É verdade que, no curto período de novas glórias, o SPFC ensaiou a modernização. Além do elogiado REFFIS, inaugurou o CT de Cotia para melhorar a formação de base. Ao mesmo tempo, o então diretor de marketing Júlio Casares gerou frisson graças a promissor contrato com a Warner. Mas era tudo… marketing. O REFFIS enferrujou. Tanto “La Cotia” não entregou o prometido, que o hoje presidente Casares quer terceirizar sua gestão. E o contrato com a Warner rendeu um Pernalonga de pelúcia e olhe lá. O show de eficiência não passou de ilusionismo disfarçado pela troca de favores com a mídia – tradicional ou não. Fora a relação pouco transparente com as torcidas organizadas, em detrimento de seu próprio plano de sócio torcedor.

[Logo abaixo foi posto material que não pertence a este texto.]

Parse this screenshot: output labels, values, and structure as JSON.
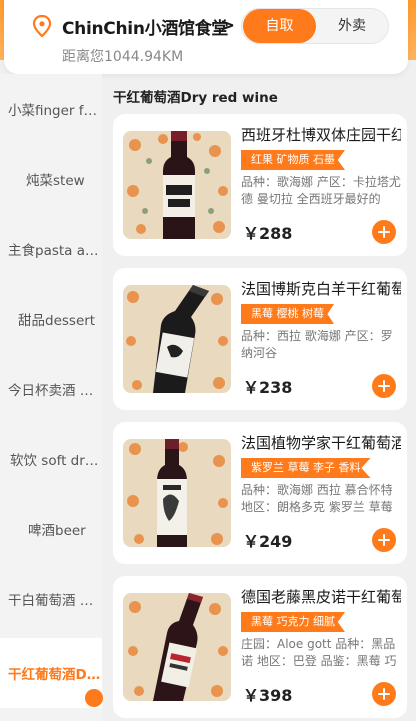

Seria em cima deste know-how (?) que pessoas de negócio investiriam no que, de vanguarda, tornou-se um atraso convicto. A SAF não seria administrada pela presidência do clube, mas este definiria o CEO ou similar. Há muito se comenta que seria o próprio Casares, já como ex-presidente do SPFC. Ainda que seja outro, sob exigências mínimas de lastro empresarial, seria escolhido pelo sócio majoritário conforme suas interpretações – que podem ser muito livres – destas exigências. Não faltarão explicações de conto de fadas no estilo “entenda como associados, conselheiros e amigos da diretoria não terão voz na SAF tricolor”. Até a mula-sem-cabeça sabe que estariam todos circulando livremente, numa boa, no mesmo endereço de costume.
Os motivos para desconfiar ainda incluem o que, no futebol, não raro aparece mais que gols e defesas: os Tribunais. Por maior que seja a autonomia dada ao gestor profissional, times de advogados existem para encontrar espaços e nulidades, caso o clube-sócio majoritário e o gestor entrem em conflito sobre os rumos da sociedade e do time. SPFC pedindo ao juiz para tirar o gestor. Gestor pedindo ao juiz para mandar o São Paulo respeitar o estabelecido e ficar no seu canto. Um jogo longo, cheio de paradas e prováveis intervenções dos diversos “VARs” (segunda instância e Cortes superiores) nas decisões judiciais. A caracterização é outra, mas os bufões clubísticos seguem no palco – ou picadeiro. E o dinheiro dos investidores? Sairia pela linha lateral – com direito a carrinho inútil.
Há clubes de sócios com futebol profissional que não precisam pensar em SAF, ao menos enquanto seu modelo gestor mostrar-se eficaz. Outros, como o São Paulo, não têm apenas que pensar. A SAF seria a esperança de tirar os conselheiros apaixonados – e incapacitados – da condução do futebol, além de todos os expedientes escusos para trazer apática estabilidade. Os moldes almejados por Casares e aliados não trazem nada disso. Pelo contrário. Seriam mudar tudo para não mudar nada. Haverá quem aplauda. Matemática não é o forte de muitos e girar trezentos e sessenta graus pode ser entendido como “ousadia em dobro”.